What's the news?
Nothing new, more of the same... Barbatruco resigned and the entire world is going into this media frenzy, well, you know, for nothing.
But this morning, it was funny in my house, after all.
When I was getting ready to go to work (sunny and warmy morning here in colorful Colorado, by the way) I just had this impulso to turn on the TV and check CNN news.
And saw the headlines with castro's resignation and the "experts" in a perfectly designed line-up to talk about the "history of the Cuban revolution" and bla, bla, bla --no that I was expecting something different from CNN.
(Then, la Sweetie, that was outside doing her business, started "knocking" in the door to get inside, and I opened the door while still looking at the TV, and got scared like hell when she dropped at my feet the gift of a dead, frozen poor little bunny that she found I don't know where, but that's another story)
BTW, Mami said que hay que jugar el perro, el conejo y, el caballo, of course!
Anyway, I promptly called my gang in Cuba and there was no news: "esto es lo mismo con lo mismo (this is same crap)", I was told, "we're not surprised, we saw this coming, don't you worry at all".
Cuba out.
And it is not that we, Cubans, don't hold hopes of a democratic change in our country. It's that we, contrary to the MSM, know what it takes to achieve that change. And by no means is the resignation of the old man that have been destroying the lives of so many Cubans for so many years.
Entonces... having that reporter's ink still embeded in my veins, I couldn't help to post a comment at my local newspaper, you know, just to make an statement. There are not Calle 8 or Versailles here and we're not that many either, but it is always healthy to aclarar algunas mentes, just in case, and here I share it with you all:
So what?
Big news and huge fuzz from the MSM; castro –not capital “C” on purpose- resigned (or was resigned, should I say?) and media outlets everywhere are dusting off the pre-written obituaries, time-lines and so on. What a pitiful report from AP and others… it’s just more of the same.
The only good thing is that – as I’ve said almost two years ago when he temporarily handed-out the power to raúl,this could be the beginning of the end. But please, note that, it's just the beginning…
Until we have real democratic and free elections, freedom for the dissidents and political prisoners that are rottening to death in castro’s gulag, freedom of the press, respect for human rights and civil liberties nothing will change in Cuba, a country that have been ruined by castro & Co. for half a century.
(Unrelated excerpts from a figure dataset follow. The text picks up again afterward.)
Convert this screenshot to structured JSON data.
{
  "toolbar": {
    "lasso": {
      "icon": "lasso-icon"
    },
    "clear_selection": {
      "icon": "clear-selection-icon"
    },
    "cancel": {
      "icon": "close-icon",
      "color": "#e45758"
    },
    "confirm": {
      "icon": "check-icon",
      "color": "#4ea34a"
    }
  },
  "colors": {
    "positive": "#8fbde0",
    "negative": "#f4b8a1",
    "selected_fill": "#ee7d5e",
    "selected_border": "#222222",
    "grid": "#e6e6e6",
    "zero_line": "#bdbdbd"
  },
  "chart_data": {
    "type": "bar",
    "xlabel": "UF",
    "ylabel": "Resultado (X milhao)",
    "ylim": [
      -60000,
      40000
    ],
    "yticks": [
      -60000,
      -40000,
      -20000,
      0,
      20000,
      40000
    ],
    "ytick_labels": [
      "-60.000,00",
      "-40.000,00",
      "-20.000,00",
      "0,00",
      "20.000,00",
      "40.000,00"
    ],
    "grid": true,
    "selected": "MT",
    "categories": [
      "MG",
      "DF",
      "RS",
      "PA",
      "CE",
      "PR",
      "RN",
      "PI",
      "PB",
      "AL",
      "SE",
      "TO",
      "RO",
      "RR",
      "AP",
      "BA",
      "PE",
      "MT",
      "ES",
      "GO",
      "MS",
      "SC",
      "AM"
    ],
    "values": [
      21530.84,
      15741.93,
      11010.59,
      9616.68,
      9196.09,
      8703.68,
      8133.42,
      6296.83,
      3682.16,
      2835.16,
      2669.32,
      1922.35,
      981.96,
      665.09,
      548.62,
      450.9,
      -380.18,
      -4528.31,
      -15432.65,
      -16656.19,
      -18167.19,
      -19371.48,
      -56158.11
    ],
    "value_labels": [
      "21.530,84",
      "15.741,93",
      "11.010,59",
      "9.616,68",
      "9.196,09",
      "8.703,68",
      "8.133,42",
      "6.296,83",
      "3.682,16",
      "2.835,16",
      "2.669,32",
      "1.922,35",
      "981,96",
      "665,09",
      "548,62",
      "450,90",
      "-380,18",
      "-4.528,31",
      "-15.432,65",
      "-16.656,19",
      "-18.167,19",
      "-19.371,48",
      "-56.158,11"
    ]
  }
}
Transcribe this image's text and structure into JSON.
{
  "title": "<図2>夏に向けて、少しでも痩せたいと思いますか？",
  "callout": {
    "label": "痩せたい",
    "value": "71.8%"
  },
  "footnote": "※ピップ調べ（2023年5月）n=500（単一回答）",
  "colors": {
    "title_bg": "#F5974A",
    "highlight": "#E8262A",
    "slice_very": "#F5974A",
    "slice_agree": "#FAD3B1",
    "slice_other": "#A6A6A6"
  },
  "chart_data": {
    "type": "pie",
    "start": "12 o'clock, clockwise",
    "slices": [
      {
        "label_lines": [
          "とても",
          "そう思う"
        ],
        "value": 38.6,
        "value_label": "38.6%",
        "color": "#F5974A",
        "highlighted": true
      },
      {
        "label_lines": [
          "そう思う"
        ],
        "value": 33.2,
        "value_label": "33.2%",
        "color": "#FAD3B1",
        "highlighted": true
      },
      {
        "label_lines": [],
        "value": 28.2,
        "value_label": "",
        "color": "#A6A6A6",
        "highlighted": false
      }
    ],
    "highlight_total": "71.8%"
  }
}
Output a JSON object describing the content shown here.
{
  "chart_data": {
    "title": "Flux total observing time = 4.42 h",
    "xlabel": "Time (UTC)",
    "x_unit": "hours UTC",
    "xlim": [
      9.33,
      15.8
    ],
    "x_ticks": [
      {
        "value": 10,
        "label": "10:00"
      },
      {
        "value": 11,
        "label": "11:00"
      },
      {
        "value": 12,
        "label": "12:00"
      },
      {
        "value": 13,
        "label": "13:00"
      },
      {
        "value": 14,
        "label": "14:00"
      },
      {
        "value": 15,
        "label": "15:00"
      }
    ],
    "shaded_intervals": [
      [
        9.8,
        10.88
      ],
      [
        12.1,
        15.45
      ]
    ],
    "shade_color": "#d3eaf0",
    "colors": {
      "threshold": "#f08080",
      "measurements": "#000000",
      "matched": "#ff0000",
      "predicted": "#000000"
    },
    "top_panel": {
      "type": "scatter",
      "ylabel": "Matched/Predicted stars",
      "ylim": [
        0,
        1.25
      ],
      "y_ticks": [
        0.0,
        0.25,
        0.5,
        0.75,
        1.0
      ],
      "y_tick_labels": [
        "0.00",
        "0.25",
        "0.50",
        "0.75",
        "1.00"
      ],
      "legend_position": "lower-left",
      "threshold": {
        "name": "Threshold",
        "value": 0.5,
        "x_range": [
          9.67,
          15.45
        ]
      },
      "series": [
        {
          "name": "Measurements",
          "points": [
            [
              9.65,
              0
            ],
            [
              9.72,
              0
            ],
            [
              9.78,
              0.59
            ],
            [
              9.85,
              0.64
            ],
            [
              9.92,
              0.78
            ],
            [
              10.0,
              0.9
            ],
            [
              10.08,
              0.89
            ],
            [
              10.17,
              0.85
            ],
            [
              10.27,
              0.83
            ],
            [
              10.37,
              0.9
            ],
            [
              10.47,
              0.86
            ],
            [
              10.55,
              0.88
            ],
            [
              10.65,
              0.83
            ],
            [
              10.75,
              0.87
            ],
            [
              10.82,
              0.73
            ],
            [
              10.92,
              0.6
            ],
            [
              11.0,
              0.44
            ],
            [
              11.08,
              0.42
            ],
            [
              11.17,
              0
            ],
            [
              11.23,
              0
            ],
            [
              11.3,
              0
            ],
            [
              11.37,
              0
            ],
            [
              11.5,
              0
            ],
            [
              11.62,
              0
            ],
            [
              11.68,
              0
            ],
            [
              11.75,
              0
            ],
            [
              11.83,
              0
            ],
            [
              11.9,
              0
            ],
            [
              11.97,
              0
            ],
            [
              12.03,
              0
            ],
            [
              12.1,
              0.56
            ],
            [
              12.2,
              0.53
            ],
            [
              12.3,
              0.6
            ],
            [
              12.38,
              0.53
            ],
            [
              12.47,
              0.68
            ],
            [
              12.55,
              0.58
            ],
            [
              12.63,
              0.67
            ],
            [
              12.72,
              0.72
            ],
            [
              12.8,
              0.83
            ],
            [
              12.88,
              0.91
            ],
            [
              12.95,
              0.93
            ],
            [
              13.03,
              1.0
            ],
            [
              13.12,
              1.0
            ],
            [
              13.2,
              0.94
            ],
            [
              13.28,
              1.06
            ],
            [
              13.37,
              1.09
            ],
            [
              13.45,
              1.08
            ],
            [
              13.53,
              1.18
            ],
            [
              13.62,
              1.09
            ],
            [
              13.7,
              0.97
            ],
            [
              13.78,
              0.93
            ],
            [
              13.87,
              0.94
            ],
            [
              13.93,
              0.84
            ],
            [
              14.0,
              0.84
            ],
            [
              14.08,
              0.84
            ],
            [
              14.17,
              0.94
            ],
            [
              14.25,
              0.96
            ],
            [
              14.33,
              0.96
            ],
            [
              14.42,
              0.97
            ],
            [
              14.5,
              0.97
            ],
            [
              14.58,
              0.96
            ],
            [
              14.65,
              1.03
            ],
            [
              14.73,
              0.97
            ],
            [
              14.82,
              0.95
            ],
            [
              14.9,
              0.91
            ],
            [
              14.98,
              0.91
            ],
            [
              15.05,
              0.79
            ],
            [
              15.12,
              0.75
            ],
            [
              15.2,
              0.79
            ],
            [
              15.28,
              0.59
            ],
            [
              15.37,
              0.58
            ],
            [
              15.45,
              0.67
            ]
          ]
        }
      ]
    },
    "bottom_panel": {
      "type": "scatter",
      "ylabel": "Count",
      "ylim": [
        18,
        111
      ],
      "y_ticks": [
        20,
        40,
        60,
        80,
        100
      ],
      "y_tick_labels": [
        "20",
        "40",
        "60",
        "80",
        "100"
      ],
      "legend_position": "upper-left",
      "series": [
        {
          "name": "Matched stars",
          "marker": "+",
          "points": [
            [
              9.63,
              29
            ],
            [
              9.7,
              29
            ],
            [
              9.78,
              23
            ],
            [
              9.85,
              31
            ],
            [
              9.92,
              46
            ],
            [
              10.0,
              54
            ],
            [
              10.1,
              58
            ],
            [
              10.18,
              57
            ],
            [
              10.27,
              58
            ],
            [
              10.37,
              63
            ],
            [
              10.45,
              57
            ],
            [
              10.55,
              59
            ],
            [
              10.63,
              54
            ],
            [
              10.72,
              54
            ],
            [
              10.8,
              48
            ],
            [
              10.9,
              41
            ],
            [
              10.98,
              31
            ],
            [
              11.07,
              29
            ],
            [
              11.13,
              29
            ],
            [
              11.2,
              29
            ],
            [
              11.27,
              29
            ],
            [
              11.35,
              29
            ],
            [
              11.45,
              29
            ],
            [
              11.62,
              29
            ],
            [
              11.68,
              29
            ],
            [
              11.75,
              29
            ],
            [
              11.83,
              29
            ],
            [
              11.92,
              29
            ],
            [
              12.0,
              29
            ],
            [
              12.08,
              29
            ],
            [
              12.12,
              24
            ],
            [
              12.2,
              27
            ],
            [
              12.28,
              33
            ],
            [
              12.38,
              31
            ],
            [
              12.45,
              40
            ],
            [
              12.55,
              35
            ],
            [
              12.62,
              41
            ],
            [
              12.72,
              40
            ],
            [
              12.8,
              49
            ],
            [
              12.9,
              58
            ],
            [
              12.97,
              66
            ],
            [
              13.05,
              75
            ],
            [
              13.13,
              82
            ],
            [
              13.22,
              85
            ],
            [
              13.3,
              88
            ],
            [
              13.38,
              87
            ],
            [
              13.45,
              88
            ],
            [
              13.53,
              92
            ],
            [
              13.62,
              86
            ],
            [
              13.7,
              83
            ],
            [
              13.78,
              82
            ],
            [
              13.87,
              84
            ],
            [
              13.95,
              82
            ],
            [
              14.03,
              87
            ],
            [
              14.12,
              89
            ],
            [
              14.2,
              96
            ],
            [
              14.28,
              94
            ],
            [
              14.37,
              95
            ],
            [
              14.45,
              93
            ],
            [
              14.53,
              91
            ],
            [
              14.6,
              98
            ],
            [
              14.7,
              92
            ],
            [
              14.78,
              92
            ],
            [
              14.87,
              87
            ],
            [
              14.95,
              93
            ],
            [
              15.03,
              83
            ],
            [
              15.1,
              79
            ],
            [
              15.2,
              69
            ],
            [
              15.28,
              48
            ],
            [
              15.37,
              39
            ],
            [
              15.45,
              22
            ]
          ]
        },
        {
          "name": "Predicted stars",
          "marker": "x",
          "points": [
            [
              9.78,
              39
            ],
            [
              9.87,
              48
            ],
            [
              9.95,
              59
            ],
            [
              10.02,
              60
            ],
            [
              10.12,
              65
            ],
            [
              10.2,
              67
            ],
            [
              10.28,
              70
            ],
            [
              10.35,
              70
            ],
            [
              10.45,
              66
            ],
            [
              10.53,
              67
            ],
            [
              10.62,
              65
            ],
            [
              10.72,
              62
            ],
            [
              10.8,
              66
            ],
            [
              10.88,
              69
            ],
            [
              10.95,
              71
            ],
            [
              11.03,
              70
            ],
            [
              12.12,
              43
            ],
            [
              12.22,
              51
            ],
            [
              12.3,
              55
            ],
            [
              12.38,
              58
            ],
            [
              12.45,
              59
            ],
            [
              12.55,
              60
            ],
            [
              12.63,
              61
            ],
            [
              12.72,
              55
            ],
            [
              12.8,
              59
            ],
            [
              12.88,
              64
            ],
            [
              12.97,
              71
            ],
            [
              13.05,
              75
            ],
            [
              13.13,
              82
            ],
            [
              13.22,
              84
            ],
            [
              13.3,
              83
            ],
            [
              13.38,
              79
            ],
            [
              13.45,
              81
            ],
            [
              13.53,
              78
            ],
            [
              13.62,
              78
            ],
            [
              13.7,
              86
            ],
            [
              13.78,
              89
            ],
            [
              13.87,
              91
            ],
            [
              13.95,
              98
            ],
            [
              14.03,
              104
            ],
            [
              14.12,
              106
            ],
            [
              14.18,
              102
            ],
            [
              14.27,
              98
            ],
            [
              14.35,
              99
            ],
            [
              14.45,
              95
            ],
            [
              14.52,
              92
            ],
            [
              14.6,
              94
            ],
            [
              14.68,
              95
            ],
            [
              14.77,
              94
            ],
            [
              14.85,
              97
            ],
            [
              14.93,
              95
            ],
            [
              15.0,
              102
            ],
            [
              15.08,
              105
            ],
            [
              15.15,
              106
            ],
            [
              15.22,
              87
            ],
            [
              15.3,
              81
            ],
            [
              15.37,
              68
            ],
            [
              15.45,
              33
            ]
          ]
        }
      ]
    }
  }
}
The news here is that this is more of the same: the political machine of repression is still in place and as long as the same old communists get recycled, the transition to a democratic society will be a chimera. This is something that most Cubans, inside and outside the island were basically waiting; this is not surprise for them.
Too bad the AP reporter only got a reaction from a castro lover; no comments from the Ladies in White, from the independent journalists and librarians or from the political prisoners. How convenient! Gosh… why I am not surprised!
So far ('till my latest reading of the news) the reaction from Bush has been the only one consistent with the suffering of the Cuban people, you know, the average Joe’s; those who are not in the military of the government’s elites, those who have no dollars, those who live in the other side of the apartheid… those who Michael Moore slightly forgot to include in his documentary.
But not everything is bad news.
After years of hopeless lives, we, Cubans, have learned to search for a tiny light deep in our misery. At least, in a far, far away land, a Danish newspaper reported something along the lines of “what a good riddance!”, and EFE shed some light on the idea that this might be the moment to reopen a trial against castro for crimes of “lesa humanidad” because, at least in theory, he will no longer have the immunity of being the head of the state.
That would really be the news!
The funniest part of this?
That yesterday I was in contact with The Grand Junction Sentinel's reporter that did the profile on Charlie Tamayo to ask him to tell Tamayo that I've sent two letters to the US Senators from Colorado to call their attention into his case, and we ended up talking about how many Cubans were in Northern Colorado and that he needed to have a pool of sources to interview in the happy event of castro's death. (I don't blame him for that; that's any reporter eternal quest, and I offered him my help because the point here is to spread the word, by all means possible)
And by yesterday I mean a few hours before the first news about it was posted in the site of Granma International (Here in Spanish & here in English)
Caballero! Do I have a sixth sense for the perfect timing or what!